REPUBLIKA.CO.ID, JAKARTA -- Pakar hukum dari Universitas Jenderal Soedirman (Unsoed) Purwokerto, Prof Hibnu Nugroho, menilai regulasi yang mengatur royalti perlu dipertegas agar dapat menciptakan keseimbangan yang adil bagi semua pihak. Ia menekankan bahwa perlindungan hukum yang diberikan harus jelas, tidak memberatkan, dan dapat memberikan manfaat bagi masyarakat luas pada akhirnya.
Prof Hibnu mengatakan pembuatan sebuah karya seni atau intelektual bukanlah hal yang mudah. Diperlukan pengorbanan, pemikiran, dan modal yang tidak sedikit. Jiwa dan raga seorang pencipta dicurahkan sepenuhnya untuk menghasilkan sebuah karya. Oleh karena itu, sudah sewajarnya jika negara hadir dan memberikan perlindungan hukum yang tegas terkait hak cipta dan royalti. "Negara harus hadir membuat aturan yang tegas, kapan itu royalti diberikan, kapan suatu royalti belum diberikan," ujar Prof Hibnu pada Senin (11/8/2025).
Salah satu poin krusial yang disoroti oleh Prof Hibnu adalah batas waktu perlindungan hak cipta yang diatur dalam Undang-Undang Nomor 28 Tahun 2014. Dalam undang-undang tersebut, perlindungan hak cipta berlaku seumur hidup pencipta ditambah 70 tahun setelah pencipta meninggal dunia.
Menurut Prof Hibnu, batas waktu yang terlalu lama ini dapat memberatkan pengguna karya. Ia mengusulkan agar aturan tersebut dapat mencontoh Undang-Undang Nomor 20 Tahun 2016 tentang Merek dan Indikasi Geografis (MIG), di mana perlindungan merek berlaku selama 10 tahun dan dapat diperpanjang. Jika tidak diperpanjang, merek tersebut akan menjadi milik umum.
Dengan menerapkan sistem serupa, diharapkan akan ada "jalan tengah" yang menguntungkan semua pihak. Pencipta tetap mendapatkan perlindungan hukum dan hak ekonomi atas karyanya, sementara pengguna karya tidak terus-menerus dibebani pembayaran royalti.
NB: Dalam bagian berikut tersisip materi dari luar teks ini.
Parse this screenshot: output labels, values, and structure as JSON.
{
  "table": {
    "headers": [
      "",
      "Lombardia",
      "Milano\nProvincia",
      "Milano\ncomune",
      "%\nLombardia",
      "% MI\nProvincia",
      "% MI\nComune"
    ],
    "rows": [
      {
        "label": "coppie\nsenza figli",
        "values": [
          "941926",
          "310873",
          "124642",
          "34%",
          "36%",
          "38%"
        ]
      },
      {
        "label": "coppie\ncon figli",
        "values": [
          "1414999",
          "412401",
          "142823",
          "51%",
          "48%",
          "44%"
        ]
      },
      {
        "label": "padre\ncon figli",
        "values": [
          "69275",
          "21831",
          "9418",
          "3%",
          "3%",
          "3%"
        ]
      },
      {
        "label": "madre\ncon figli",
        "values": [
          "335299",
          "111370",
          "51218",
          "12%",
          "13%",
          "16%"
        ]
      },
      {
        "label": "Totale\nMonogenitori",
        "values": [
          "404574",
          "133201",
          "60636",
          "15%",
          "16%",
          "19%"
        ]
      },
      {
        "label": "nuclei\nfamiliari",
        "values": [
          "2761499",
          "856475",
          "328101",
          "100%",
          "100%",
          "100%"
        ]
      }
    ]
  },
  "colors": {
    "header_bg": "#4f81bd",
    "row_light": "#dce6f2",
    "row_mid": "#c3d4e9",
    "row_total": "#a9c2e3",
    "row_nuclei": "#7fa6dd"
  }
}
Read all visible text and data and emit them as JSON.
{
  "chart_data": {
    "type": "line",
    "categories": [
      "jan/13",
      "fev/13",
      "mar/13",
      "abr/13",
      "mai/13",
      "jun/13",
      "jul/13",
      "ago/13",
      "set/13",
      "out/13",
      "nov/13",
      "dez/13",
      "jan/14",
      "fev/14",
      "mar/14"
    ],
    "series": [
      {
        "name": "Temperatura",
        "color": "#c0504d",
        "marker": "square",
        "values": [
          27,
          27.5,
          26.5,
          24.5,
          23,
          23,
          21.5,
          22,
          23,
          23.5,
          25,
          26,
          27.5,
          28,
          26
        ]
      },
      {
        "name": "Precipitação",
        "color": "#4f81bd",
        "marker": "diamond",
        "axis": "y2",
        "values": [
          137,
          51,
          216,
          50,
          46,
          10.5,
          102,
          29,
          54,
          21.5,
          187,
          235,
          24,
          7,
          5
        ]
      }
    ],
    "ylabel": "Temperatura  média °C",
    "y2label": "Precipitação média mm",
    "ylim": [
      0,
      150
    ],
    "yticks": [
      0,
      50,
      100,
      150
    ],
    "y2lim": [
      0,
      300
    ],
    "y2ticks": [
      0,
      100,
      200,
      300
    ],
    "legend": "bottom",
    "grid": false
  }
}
Selain itu, karya tersebut pada akhirnya juga dapat dimanfaatkan untuk kepentingan masyarakat luas.
Dia menekankan pentingnya bagi para pencipta untuk mendaftarkan karyanya ke Kementerian Hukum. Pendaftaran ini, menurutnya, adalah bentuk perlindungan hukum yang konkret. Dengan terdaftar, pencipta akan lebih mudah mengajukan keberatan jika karyanya digunakan tanpa izin. "Saya pun setiap kali penelitian, saya daftarkan ke Kementerian Hukum untuk menghindari komplain-komplain, tapi kalau sudah sekian tahun, itu menjadi milik umum. Ibaratnya seperti itu," kata dia.
Untuk mencapai tujuan tersebut, dia menilai revisi terhadap Undang-Undang Hak Cipta dan Peraturan Pemerintah Nomor 56 Tahun 2021 tentang Pengelolaan Royalti Lagu dan/atau Musik perlu dilakukan. Mengingat pesatnya perkembangan zaman dan teknologi, regulasi yang dibuat pada 2014 mungkin sudah tidak relevan lagi.
"Jadi, reformulasi aturan royalti diperlukan agar para pencipta tidak kehilangan hak ekonomi atas karyanya, dan pengguna karya tidak terlalu lama terbebani membayar royalti," kata Prof Hibnu.